無一文の難病患者から復活した方法 第17話

退院した私は、ある日アパートでテレビを見ていました。

その内容は、花に水をあげるときに「言葉をかける」と綺麗な花を咲かせるというものです。

このテレビを見て私は閃きました。

「花に言葉をかけると綺麗になる??ふぅーん、じゃあひょっとして肝臓に言葉をかけると肝臓は良くなるのかな?」このような考えが閃きました。

さっそく私は試してみようと思い、その日の夜、寝る前に肝臓に語りかけるようにしました。

このことをやっていると不思議なことに、肝臓がいとおしく思えてくるのです。

幾度となくB型肝炎ウイルスと闘い、ぼろぼろになった肝臓、それでも自分のために一生懸命働いていてくれる。

なんともいとおしく可哀想な気持ちになりました。

自然と肝臓に話しかける気持ちも真剣になってきます。

そこで私は、イメージングと肝臓への語りかけを併せて行う方が効果的なのではないかと思うようになり、これらを日々おこなうようにしました。

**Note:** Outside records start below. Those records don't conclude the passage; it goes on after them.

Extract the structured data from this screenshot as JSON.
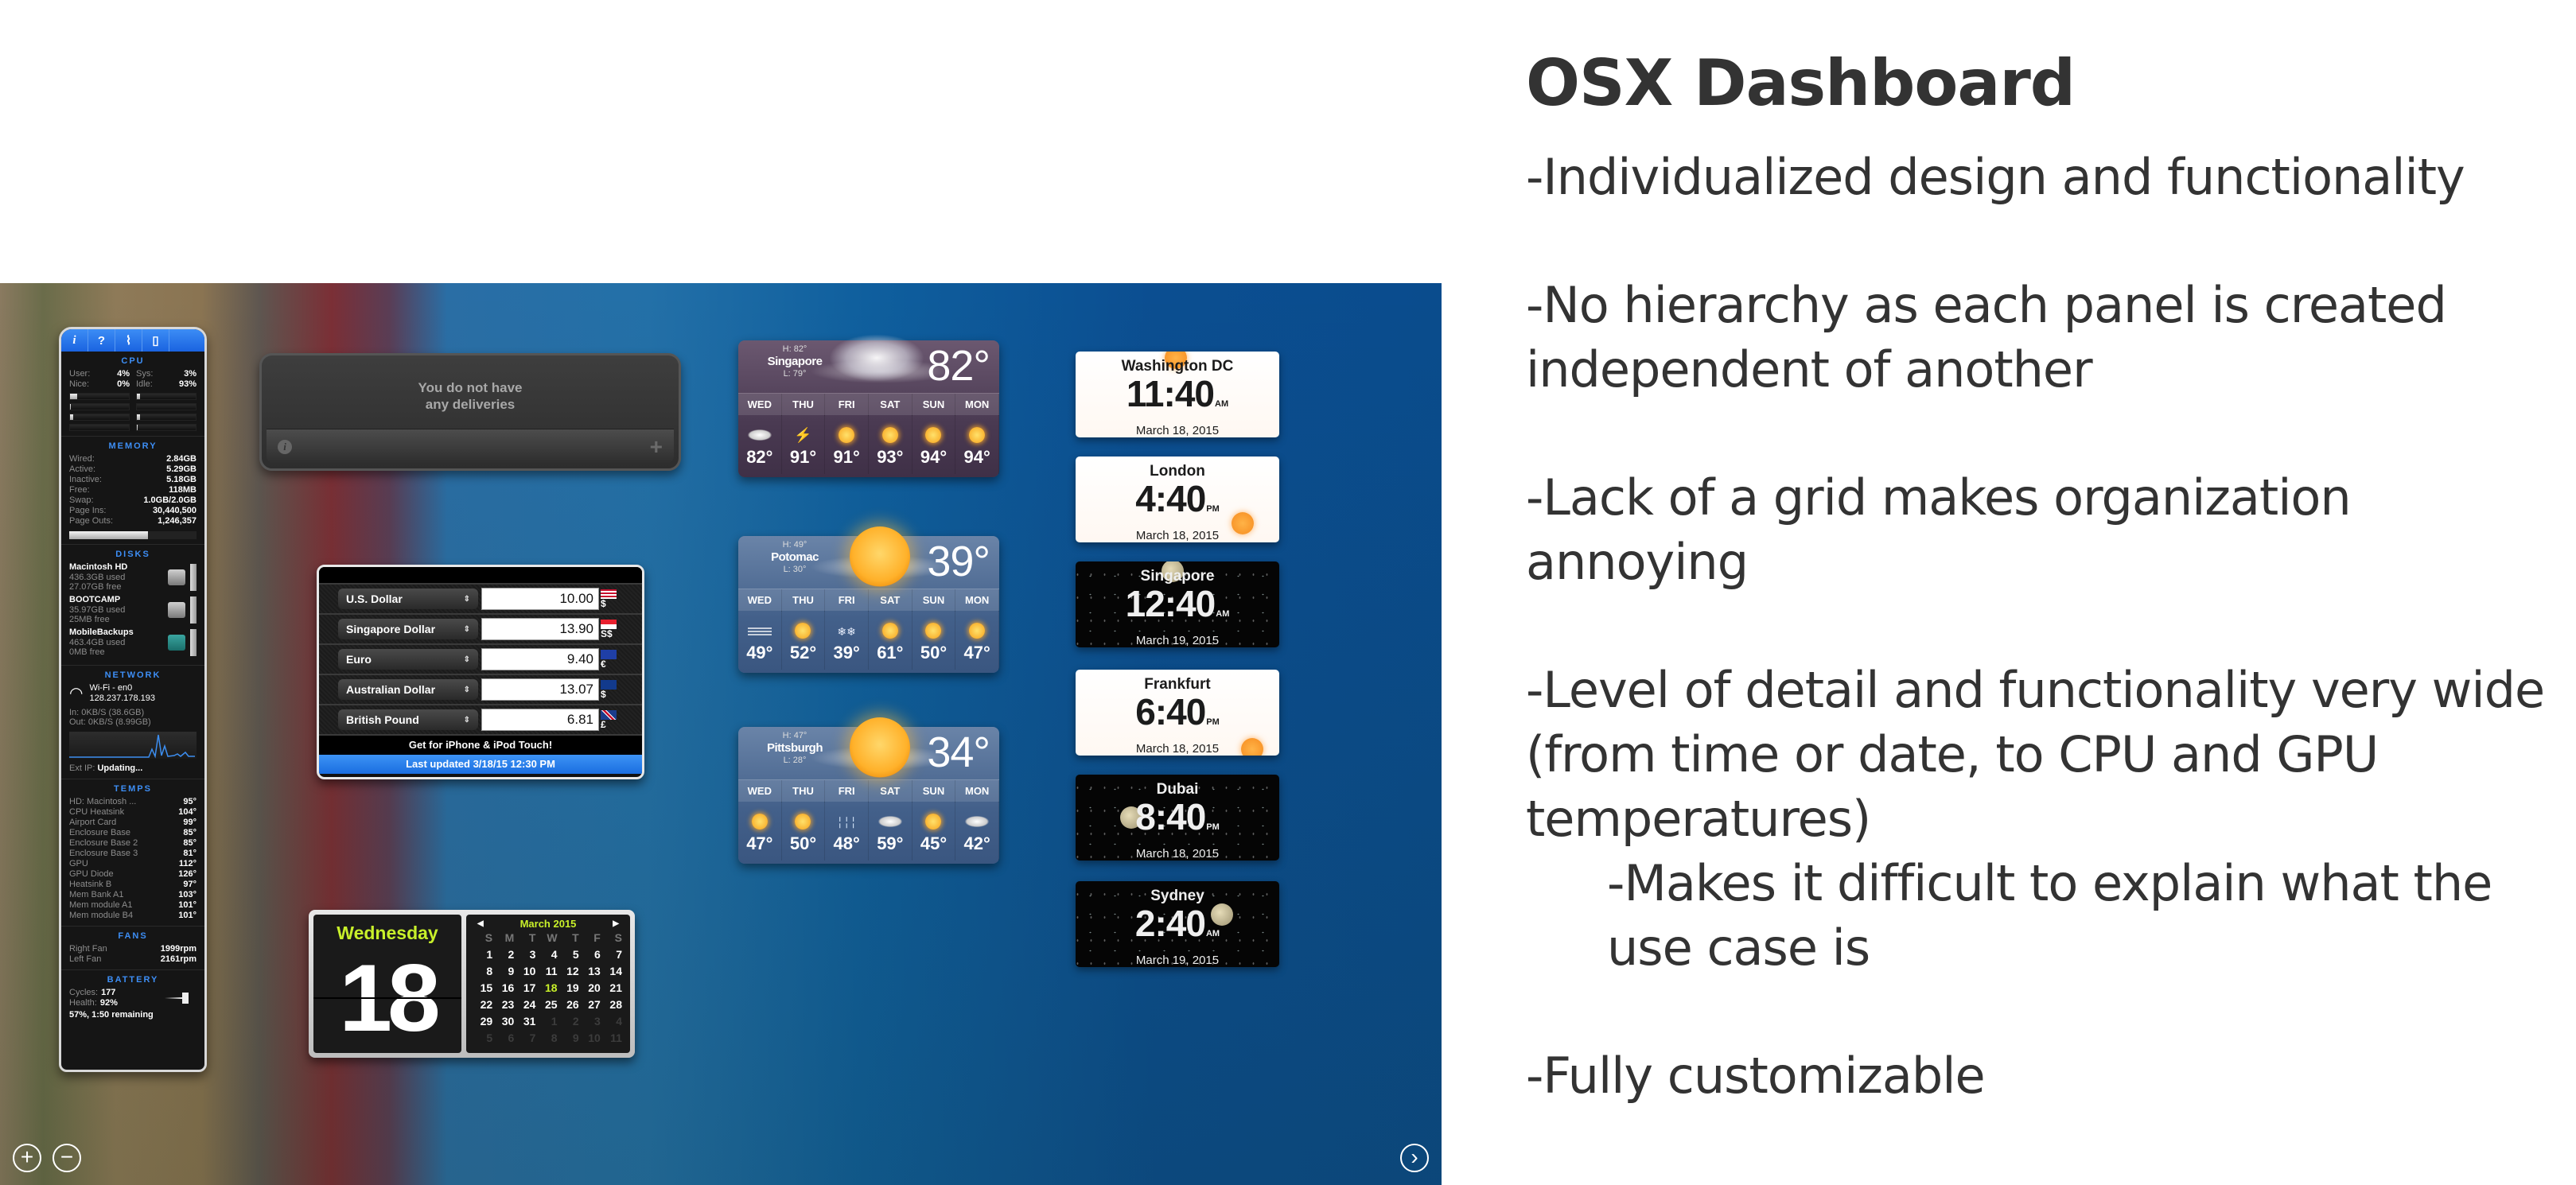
{
  "slide": {
    "title": "OSX Dashboard",
    "bullets": [
      "-Individualized design and functionality",
      "-No hierarchy as each panel is created independent of another",
      "-Lack of a grid makes organization annoying",
      "-Level of detail and functionality very wide (from time or date, to CPU and GPU temperatures)",
      "-Makes it difficult to explain what the use case is",
      "-Fully customizable"
    ]
  },
  "istat": {
    "tabs": [
      "i",
      "?",
      "activity",
      "device"
    ],
    "cpu": {
      "heading": "CPU",
      "user_label": "User:",
      "user": "4%",
      "sys_label": "Sys:",
      "sys": "3%",
      "nice_label": "Nice:",
      "nice": "0%",
      "idle_label": "Idle:",
      "idle": "93%",
      "core_loads_pct": [
        12,
        5,
        2,
        0,
        5,
        5,
        0,
        2
      ]
    },
    "memory": {
      "heading": "MEMORY",
      "rows": [
        {
          "label": "Wired:",
          "value": "2.84GB"
        },
        {
          "label": "Active:",
          "value": "5.29GB"
        },
        {
          "label": "Inactive:",
          "value": "5.18GB"
        },
        {
          "label": "Free:",
          "value": "118MB"
        },
        {
          "label": "Swap:",
          "value": "1.0GB/2.0GB"
        },
        {
          "label": "Page Ins:",
          "value": "30,440,500"
        },
        {
          "label": "Page Outs:",
          "value": "1,246,357"
        }
      ],
      "used_pct": 62
    },
    "disks": {
      "heading": "DISKS",
      "items": [
        {
          "name": "Macintosh HD",
          "used": "436.3GB used",
          "free": "27.07GB free"
        },
        {
          "name": "BOOTCAMP",
          "used": "35.97GB used",
          "free": "25MB free"
        },
        {
          "name": "MobileBackups",
          "used": "463.4GB used",
          "free": "0MB free"
        }
      ]
    },
    "network": {
      "heading": "NETWORK",
      "interface": "Wi-Fi - en0",
      "ip": "128.237.178.193",
      "in": "In: 0KB/S (38.6GB)",
      "out": "Out: 0KB/S (8.99GB)",
      "ext_ip_label": "Ext IP:",
      "ext_ip": "Updating..."
    },
    "temps": {
      "heading": "TEMPS",
      "rows": [
        {
          "label": "HD: Macintosh ...",
          "value": "95°"
        },
        {
          "label": "CPU Heatsink",
          "value": "104°"
        },
        {
          "label": "Airport Card",
          "value": "99°"
        },
        {
          "label": "Enclosure Base",
          "value": "85°"
        },
        {
          "label": "Enclosure Base 2",
          "value": "85°"
        },
        {
          "label": "Enclosure Base 3",
          "value": "81°"
        },
        {
          "label": "GPU",
          "value": "112°"
        },
        {
          "label": "GPU Diode",
          "value": "126°"
        },
        {
          "label": "Heatsink B",
          "value": "97°"
        },
        {
          "label": "Mem Bank A1",
          "value": "103°"
        },
        {
          "label": "Mem module A1",
          "value": "101°"
        },
        {
          "label": "Mem module B4",
          "value": "101°"
        }
      ]
    },
    "fans": {
      "heading": "FANS",
      "rows": [
        {
          "label": "Right Fan",
          "value": "1999rpm"
        },
        {
          "label": "Left Fan",
          "value": "2161rpm"
        }
      ]
    },
    "battery": {
      "heading": "BATTERY",
      "cycles_label": "Cycles:",
      "cycles": "177",
      "health_label": "Health:",
      "health": "92%",
      "status": "57%, 1:50 remaining"
    }
  },
  "delivery": {
    "message_line1": "You do not have",
    "message_line2": "any deliveries",
    "info_glyph": "i",
    "add_glyph": "+"
  },
  "currency": {
    "rows": [
      {
        "currency": "U.S. Dollar",
        "amount": "10.00",
        "symbol": "$",
        "flag": "us"
      },
      {
        "currency": "Singapore Dollar",
        "amount": "13.90",
        "symbol": "S$",
        "flag": "sg"
      },
      {
        "currency": "Euro",
        "amount": "9.40",
        "symbol": "€",
        "flag": "eu"
      },
      {
        "currency": "Australian Dollar",
        "amount": "13.07",
        "symbol": "$",
        "flag": "au"
      },
      {
        "currency": "British Pound",
        "amount": "6.81",
        "symbol": "£",
        "flag": "gb"
      }
    ],
    "promo": "Get for iPhone & iPod Touch!",
    "last_updated": "Last updated 3/18/15 12:30 PM",
    "select_arrows": "⇕"
  },
  "weather": [
    {
      "city": "Singapore",
      "high": "H: 82°",
      "low": "L: 79°",
      "current": "82°",
      "hero": "cloud",
      "theme": "purple",
      "forecast": [
        {
          "day": "WED",
          "icon": "cloudy",
          "temp": "82°"
        },
        {
          "day": "THU",
          "icon": "thunderstorm",
          "temp": "91°"
        },
        {
          "day": "FRI",
          "icon": "partly-sunny",
          "temp": "91°"
        },
        {
          "day": "SAT",
          "icon": "partly-sunny",
          "temp": "93°"
        },
        {
          "day": "SUN",
          "icon": "partly-sunny",
          "temp": "94°"
        },
        {
          "day": "MON",
          "icon": "partly-sunny",
          "temp": "94°"
        }
      ]
    },
    {
      "city": "Potomac",
      "high": "H: 49°",
      "low": "L: 30°",
      "current": "39°",
      "hero": "sun",
      "theme": "blue",
      "forecast": [
        {
          "day": "WED",
          "icon": "fog",
          "temp": "49°"
        },
        {
          "day": "THU",
          "icon": "partly-sunny",
          "temp": "52°"
        },
        {
          "day": "FRI",
          "icon": "snow",
          "temp": "39°"
        },
        {
          "day": "SAT",
          "icon": "partly-sunny",
          "temp": "61°"
        },
        {
          "day": "SUN",
          "icon": "partly-sunny",
          "temp": "50°"
        },
        {
          "day": "MON",
          "icon": "partly-sunny",
          "temp": "47°"
        }
      ]
    },
    {
      "city": "Pittsburgh",
      "high": "H: 47°",
      "low": "L: 28°",
      "current": "34°",
      "hero": "sun",
      "theme": "blue",
      "forecast": [
        {
          "day": "WED",
          "icon": "sunny",
          "temp": "47°"
        },
        {
          "day": "THU",
          "icon": "partly-sunny",
          "temp": "50°"
        },
        {
          "day": "FRI",
          "icon": "rain",
          "temp": "48°"
        },
        {
          "day": "SAT",
          "icon": "cloudy",
          "temp": "59°"
        },
        {
          "day": "SUN",
          "icon": "sunny",
          "temp": "45°"
        },
        {
          "day": "MON",
          "icon": "cloudy",
          "temp": "42°"
        }
      ]
    }
  ],
  "clocks": [
    {
      "city": "Washington DC",
      "time": "11:40",
      "ampm": "AM",
      "date": "March 18, 2015",
      "mode": "day",
      "orb": "sun"
    },
    {
      "city": "London",
      "time": "4:40",
      "ampm": "PM",
      "date": "March 18, 2015",
      "mode": "day",
      "orb": "sun"
    },
    {
      "city": "Singapore",
      "time": "12:40",
      "ampm": "AM",
      "date": "March 19, 2015",
      "mode": "night",
      "orb": "moon"
    },
    {
      "city": "Frankfurt",
      "time": "6:40",
      "ampm": "PM",
      "date": "March 18, 2015",
      "mode": "day",
      "orb": "sun"
    },
    {
      "city": "Dubai",
      "time": "8:40",
      "ampm": "PM",
      "date": "March 18, 2015",
      "mode": "night",
      "orb": "moon"
    },
    {
      "city": "Sydney",
      "time": "2:40",
      "ampm": "AM",
      "date": "March 19, 2015",
      "mode": "night",
      "orb": "moon"
    }
  ],
  "calendar": {
    "weekday": "Wednesday",
    "date": "18",
    "month_label": "March 2015",
    "prev_glyph": "◀",
    "next_glyph": "▶",
    "dow": [
      "S",
      "M",
      "T",
      "W",
      "T",
      "F",
      "S"
    ],
    "days": [
      [
        "1",
        "2",
        "3",
        "4",
        "5",
        "6",
        "7"
      ],
      [
        "8",
        "9",
        "10",
        "11",
        "12",
        "13",
        "14"
      ],
      [
        "15",
        "16",
        "17",
        "18",
        "19",
        "20",
        "21"
      ],
      [
        "22",
        "23",
        "24",
        "25",
        "26",
        "27",
        "28"
      ],
      [
        "29",
        "30",
        "31",
        "1",
        "2",
        "3",
        "4"
      ],
      [
        "5",
        "6",
        "7",
        "8",
        "9",
        "10",
        "11"
      ]
    ],
    "today": "18",
    "current_month_day_count": 31
  },
  "controls": {
    "add_glyph": "+",
    "remove_glyph": "−",
    "next_glyph": "›"
  }
}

そんなことをやり始めて一ヶ月くらいたったころ外来診察の時がきました。

採血をしてまた一週間後に検査結果を聞きにきてくれとのこと。

一週間後また病院に行きました。

待合室で私はドキドキしながら順番を待ちました。「加川さん」名前を呼ばれたときに予感めいたものがしました。心の中で「治ってるぞ」こんな声がしました。

私の検査結果を見ながら先生は、「うん!」こんな声を出し、何回も検査結果が書かれた紙を見ています。そして過去のカルテの内容を見ています。この間は凄く長く感じました。

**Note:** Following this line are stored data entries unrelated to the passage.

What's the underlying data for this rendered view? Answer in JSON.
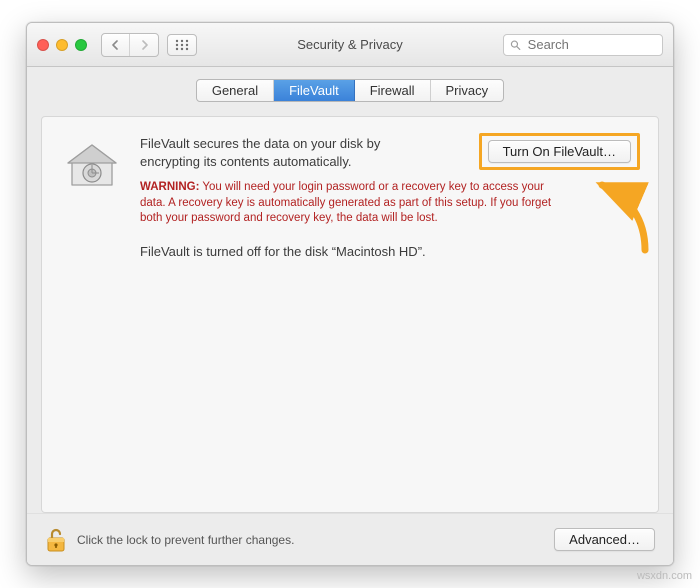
{
  "window": {
    "title": "Security & Privacy"
  },
  "search": {
    "placeholder": "Search"
  },
  "tabs": {
    "general": "General",
    "filevault": "FileVault",
    "firewall": "Firewall",
    "privacy": "Privacy"
  },
  "main": {
    "description": "FileVault secures the data on your disk by encrypting its contents automatically.",
    "warning_label": "WARNING:",
    "warning_text": " You will need your login password or a recovery key to access your data. A recovery key is automatically generated as part of this setup. If you forget both your password and recovery key, the data will be lost.",
    "status": "FileVault is turned off for the disk “Macintosh HD”.",
    "turn_on_label": "Turn On FileVault…"
  },
  "footer": {
    "lock_hint": "Click the lock to prevent further changes.",
    "advanced_label": "Advanced…"
  },
  "watermark": "wsxdn.com"
}
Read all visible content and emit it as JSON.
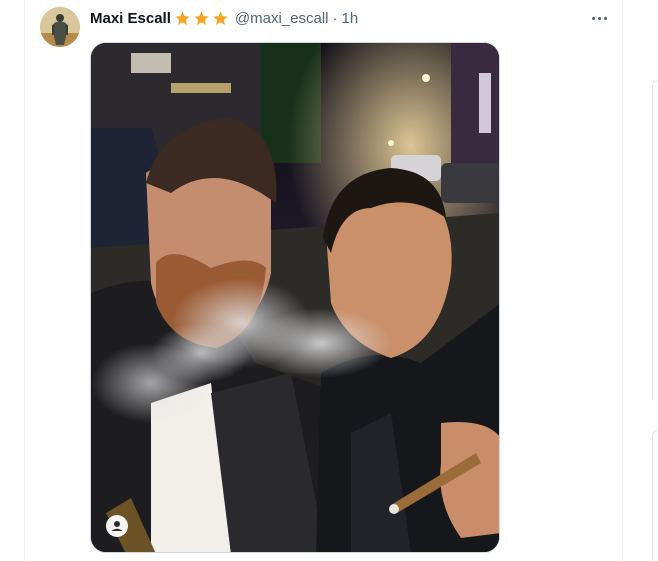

そして先生はこういいました。「加川さん、これ治ってるよ!!」「s抗原が陰性化している」「s抗体もできてるし」「うーーん、加川さんは幸運だね、めったにこういうことはないから」私が入院中にイメージしていた言葉とは少し違っていましたが、先生の口からとうとう「治っている」という言葉を聞きました。

私は、病院を出て帰る際に思わず何十年ぶり、おそらく小学生のとき以来というスキップをしてしまいました。

本当に本当に嬉しかったです。23歳から28歳までの5年間を病気と闘ってきて、ひょんなことから病気と闘おうという気持ちになり、とうとう病気を征圧しました。

私はこのときに思いました。「難病が治せたのだから、今まで散々ボロボロだった人生を180度転換させてやる。絶対にできるはず。」って。

今度退治しなければいけない敵は借金でした。

借金問題の解消は病気を直すことに比べれば簡単なように感じました。

なぜなら、病気は治るかなら治るかの保証はありません。

しかし、借金は単純に一生懸命働いて返していけば必ず終わるからです。

借金を返し終えるまでのその期間、メンタルが持つかどうかだけの話ですから、私にとってみれば病気と戦ってきたこの5年間のことを考えると「借金を返すなんてへっちゃら」という気持ちが大きかったように思います。